Il existe plusieurs formes d’incontinence chez l’homme :

l’incontinence par hyperactivité de la vessie, contraction précoce et non inhibable de la vessie aboutissant à des fuites par envie irrépressible. Cette situation peut être liée à une vessie neurologique (accidents vasculaires cérébraux, maladie d’Alzheimer, maladie de Parkinson, diabète) ou à une réaction du détrusor qui lutte en amont d’un obstacle (hyperplasie bénigne de la prostate appelée aussi adénome prostatique) ;
l’incontinence par incompétence du sphincter strié de l’urètre. Elle est le plus souvent liée à une intervention chirurgicale pour cancer de la prostate ;
l’incontinence par regorgement liée à une rétention chronique d’urines avec globe vésical en amont d’un obstacle (hyperplasie bénigne de la prostate) ou par un défaut de contractilité vésicale d’origine neurologique.

Il ne faut pas considérer comme fuite urinaire les gouttes retardataires présentes à la fin de la miction liée à l’évacuation plus tardive de l’urètre qui surviennent quand « le patient se rhabille ».

Moins fréquente que l’incontinence urinaire féminine, l’incontinence masculine survient chez 3 à 5 % des quadragénaires et augmente ensuite avec l’âge pour concerner 10 % des hommes de 60 ans et 30 % après 90 ans. L’incontinence [1] par impériosité est la plus fréquente (40 à 80 %) puis vient l’incontinence mixte (10 à 30 %) et enfin l’incontinence d’effort (moins de 10 %). À noter que les variations importantes des taux d’incidence sont fonction de la définition de l’incontinence (aucune fuite ou zéro à une garniture), de la personne qui apprécie la continence (le malade ou le médecin), le moment choisi par rapport à l’événement (amélioration postopératoire possible dans les mois suivant la chirurgie). Le taux de continence postprostatectomie totale à un an est actuellement de 80 à 95 % [2] mais les petites fuites au décours de l’intervention sont fréquentes bien que rarement invalidantes.


Mécanisme de l’incontinence urinaire d’effort


La faiblesse du mécanisme sphinctérien est la cause prédominante même si elle peut être aggravée par l’association à une vessie hyperactive ou un défaut de compliance du réservoir vésical (lié à une radiothérapie complémentaire par exemple).
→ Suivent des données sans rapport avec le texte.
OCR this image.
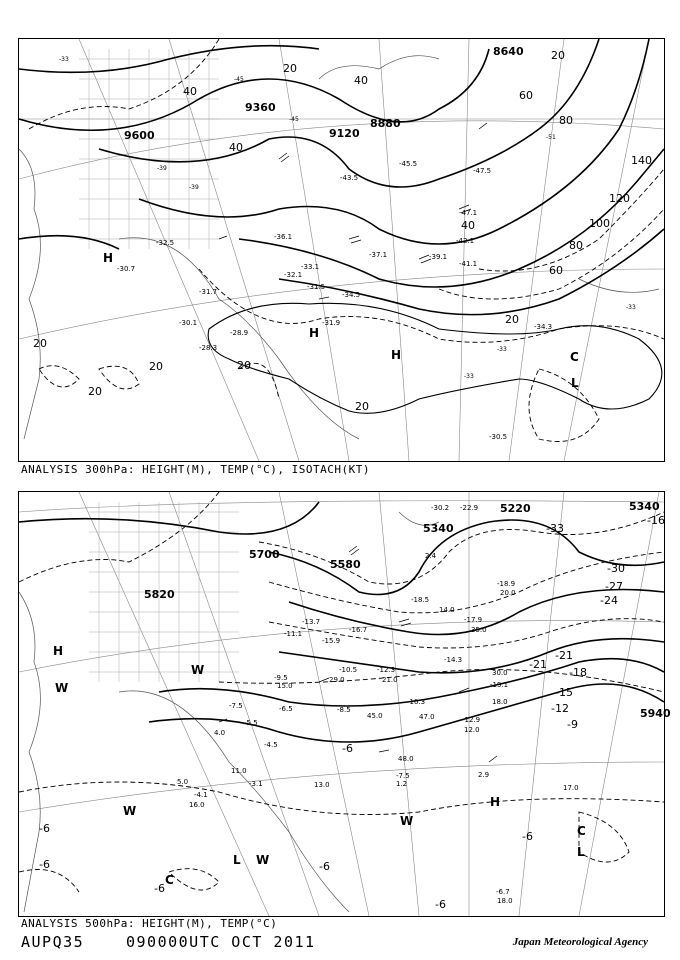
8640
9360
9600	9120
8880
20
40
40
60
80
100
120
140
20
40
20
20	20
20
20
40
60
80
20
H
H
H
L
C
-30.7
-31.7
-32.5
-34.5
-28.9
-28.3
-30.1
-30.5
-31.9
-43.5
-45.5
-47.5
-47.1
-42.1
-41.1
-39.1
-33.1
-34.3
-36.1
-37.1
-32.1
-31.5
-33
-45
-39
-51
-33
-33
-33
-45
-39
ANALYSIS 300hPa: HEIGHT(M), TEMP(°C), ISOTACH(KT)
5700
5820
5580
5340
5220	5340
5940
-6
-6	-6
-6
-9
-12
-15
-18
-21
-21
-24
-27
-30
-33
-6
-6
-6
-16
H
W
W
W
L W
C
H
C
L
W
-22.9
-30.2
-18.9
-18.5
-17.9
-16.7
-15.9
-13.7
-12.3
-10.5
-9.5
-8.5
-7.5	-6.5
-5.5
-4.5
-4.1
-3.1
-7.5
-6.7
-14.3
-12.9
-11.1
-10.3
-19.1
2.4
14.0
20.0
35.0
30.0
18.0
12.0
47.0
45.0
29.0	21.0
15.0
13.0
11.0
16.0
5.0
4.0
48.0
2.9
1.2	17.0
18.0
ANALYSIS 500hPa: HEIGHT(M), TEMP(°C)
AUPQ35	090000UTC OCT 2011	Japan Meteorological Agency
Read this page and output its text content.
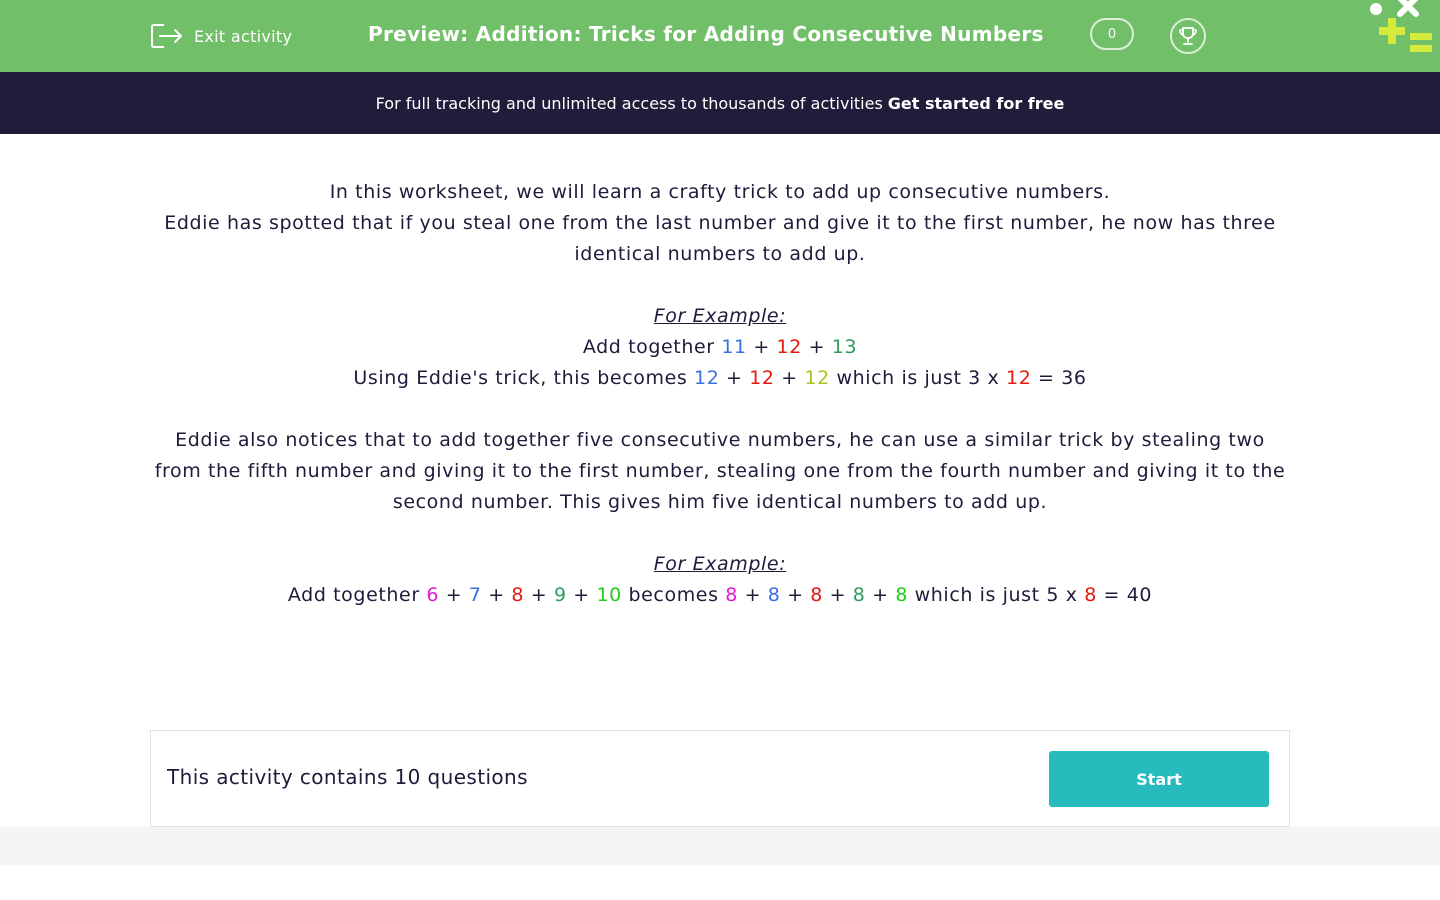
Exit activity	Preview: Addition: Tricks for Adding Consecutive Numbers	0
For full tracking and unlimited access to thousands of activities Get started for free

In this worksheet, we will learn a crafty trick to add up consecutive numbers.

Eddie has spotted that if you steal one from the last number and give it to the first number, he now has three identical numbers to add up.

For Example:

Add together 11 + 12 + 13

Using Eddie's trick, this becomes 12 + 12 + 12 which is just 3 x 12 = 36

Eddie also notices that to add together five consecutive numbers, he can use a similar trick by stealing two from the fifth number and giving it to the first number, stealing one from the fourth number and giving it to the second number. This gives him five identical numbers to add up.

For Example:

Add together 6 + 7 + 8 + 9 + 10 becomes 8 + 8 + 8 + 8 + 8 which is just 5 x 8 = 40

This activity contains 10 questions	Start
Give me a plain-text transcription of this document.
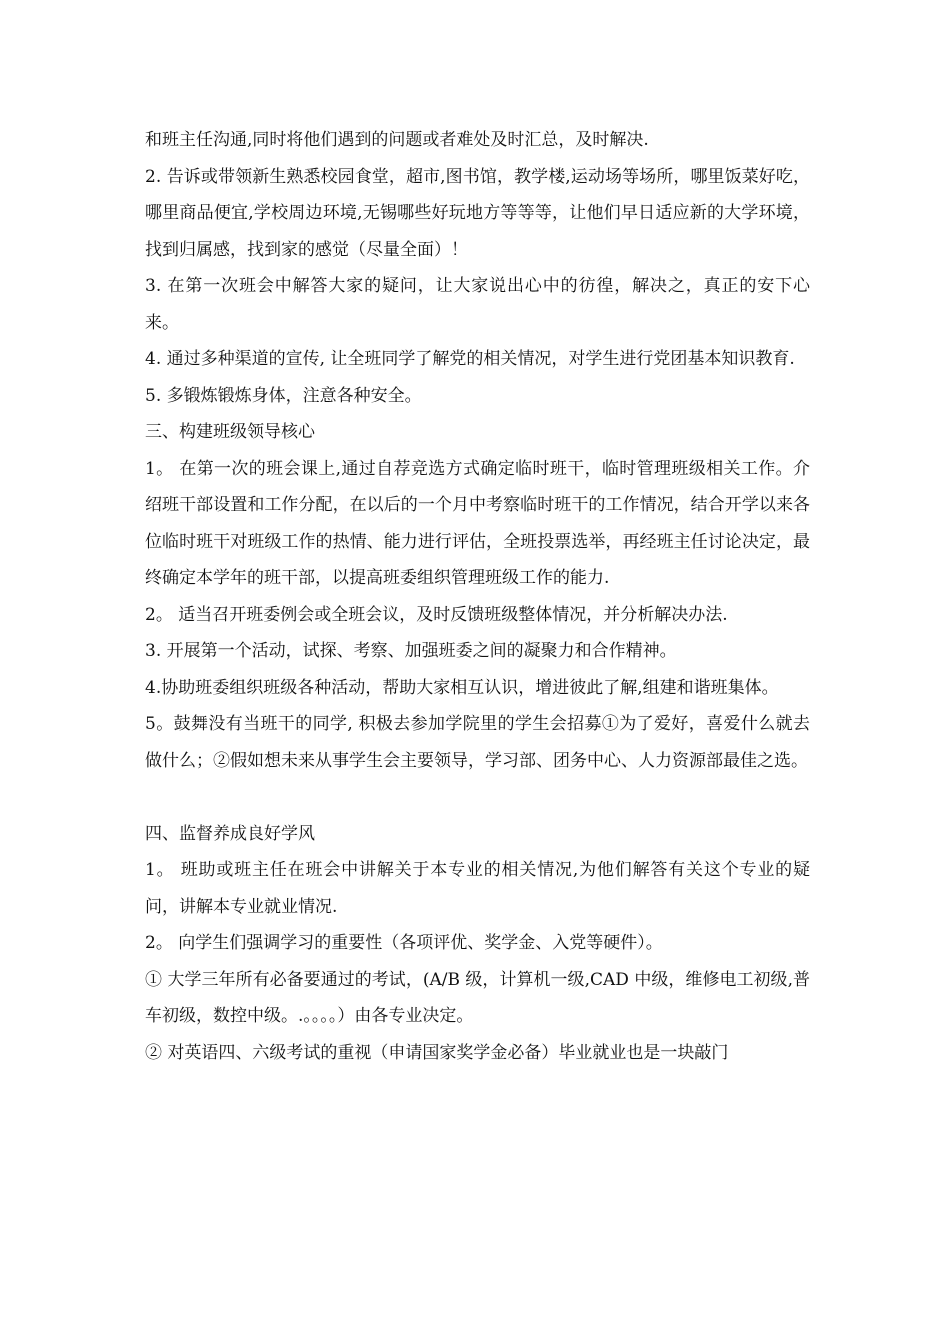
和班主任沟通,同时将他们遇到的问题或者难处及时汇总，及时解决.

2. 告诉或带领新生熟悉校园食堂，超市,图书馆，教学楼,运动场等场所，哪里饭菜好吃，哪里商品便宜,学校周边环境,无锡哪些好玩地方等等等，让他们早日适应新的大学环境，找到归属感，找到家的感觉（尽量全面）！

3. 在第一次班会中解答大家的疑问，让大家说出心中的彷徨，解决之，真正的安下心来。

4. 通过多种渠道的宣传, 让全班同学了解党的相关情况，对学生进行党团基本知识教育.

5. 多锻炼锻炼身体，注意各种安全。

三、构建班级领导核心

1。 在第一次的班会课上,通过自荐竞选方式确定临时班干，临时管理班级相关工作。介绍班干部设置和工作分配，在以后的一个月中考察临时班干的工作情况，结合开学以来各位临时班干对班级工作的热情、能力进行评估，全班投票选举，再经班主任讨论决定，最终确定本学年的班干部，以提高班委组织管理班级工作的能力.

2。 适当召开班委例会或全班会议，及时反馈班级整体情况，并分析解决办法.

3. 开展第一个活动，试探、考察、加强班委之间的凝聚力和合作精神。

4.协助班委组织班级各种活动，帮助大家相互认识，增进彼此了解,组建和谐班集体。

5。鼓舞没有当班干的同学, 积极去参加学院里的学生会招募①为了爱好，喜爱什么就去做什么；②假如想未来从事学生会主要领导，学习部、团务中心、人力资源部最佳之选。

四、监督养成良好学风

1。 班助或班主任在班会中讲解关于本专业的相关情况,为他们解答有关这个专业的疑问，讲解本专业就业情况.

2。 向学生们强调学习的重要性（各项评优、奖学金、入党等硬件）。

① 大学三年所有必备要通过的考试，(A/B 级，计算机一级,CAD 中级，维修电工初级,普车初级，数控中级。.。。。。）由各专业决定。

② 对英语四、六级考试的重视（申请国家奖学金必备）毕业就业也是一块敲门
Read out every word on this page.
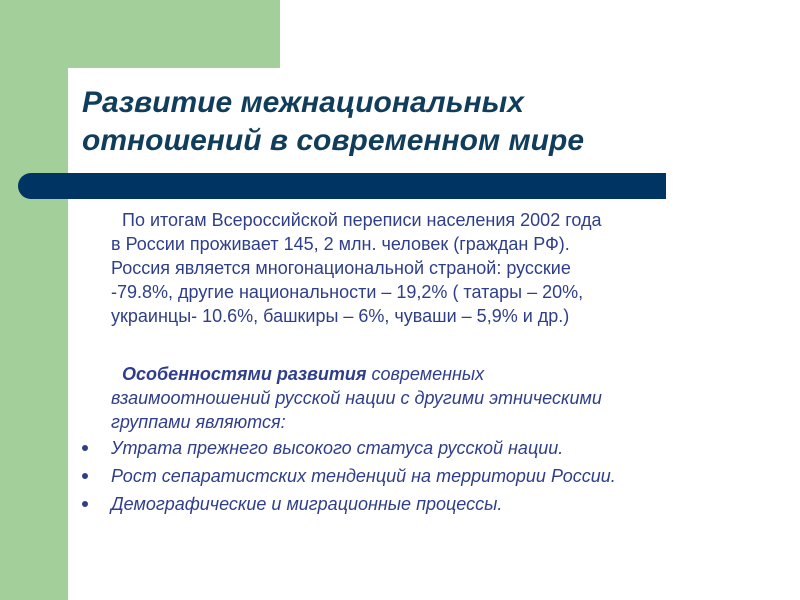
Развитие межнациональных
отношений в современном мире

По итогам Всероссийской переписи населения 2002 года
в России проживает 145, 2 млн. человек (граждан РФ).
Россия является многонациональной страной: русские
-79.8%, другие национальности – 19,2% ( татары – 20%,
украинцы- 10.6%, башкиры – 6%, чуваши – 5,9% и др.)

Особенностями развития современных
взаимоотношений русской нации с другими этническими
группами являются:

Утрата прежнего высокого статуса русской нации.
Рост сепаратистских тенденций на территории России.
Демографические и миграционные процессы.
Le sphincter de l’homme est formé d’une musculature lisse à commande sympathique qui prédomine dans la région du col vésical, et d’une musculature striée à commande volontaire qui prédomine autour de l’urètre membraneux appelé sphincter urétral distal. Il assure un tonus permanent, il se renforce lors du remplissage vésical et s’ouvre lors de la miction. Il peut être contracté à la commande volontaire (par exemple si l’on décide de couper son jet). La particularité du sphincter strié est d’être composé de fibres à contraction lente et soutenue en durée : 87 % et de fibres à contraction rapide et brèves : 13 %).

Lors d’une adénomectomie prostatique pour adénome (que ce soit par résection endoscopique ou par voie haute transvésicale) le col vésical est largement réséqué et devient ouvert en permanence. Toutefois le sphincter distal lisse et strié demeure intact pour la grande majorité des patients et suffit à la continence. Une faiblesse constitutive de ce sphincter ou une lésion opératoire sont deux causes possibles de fuites à l’effort au décours d’une adénomectomie.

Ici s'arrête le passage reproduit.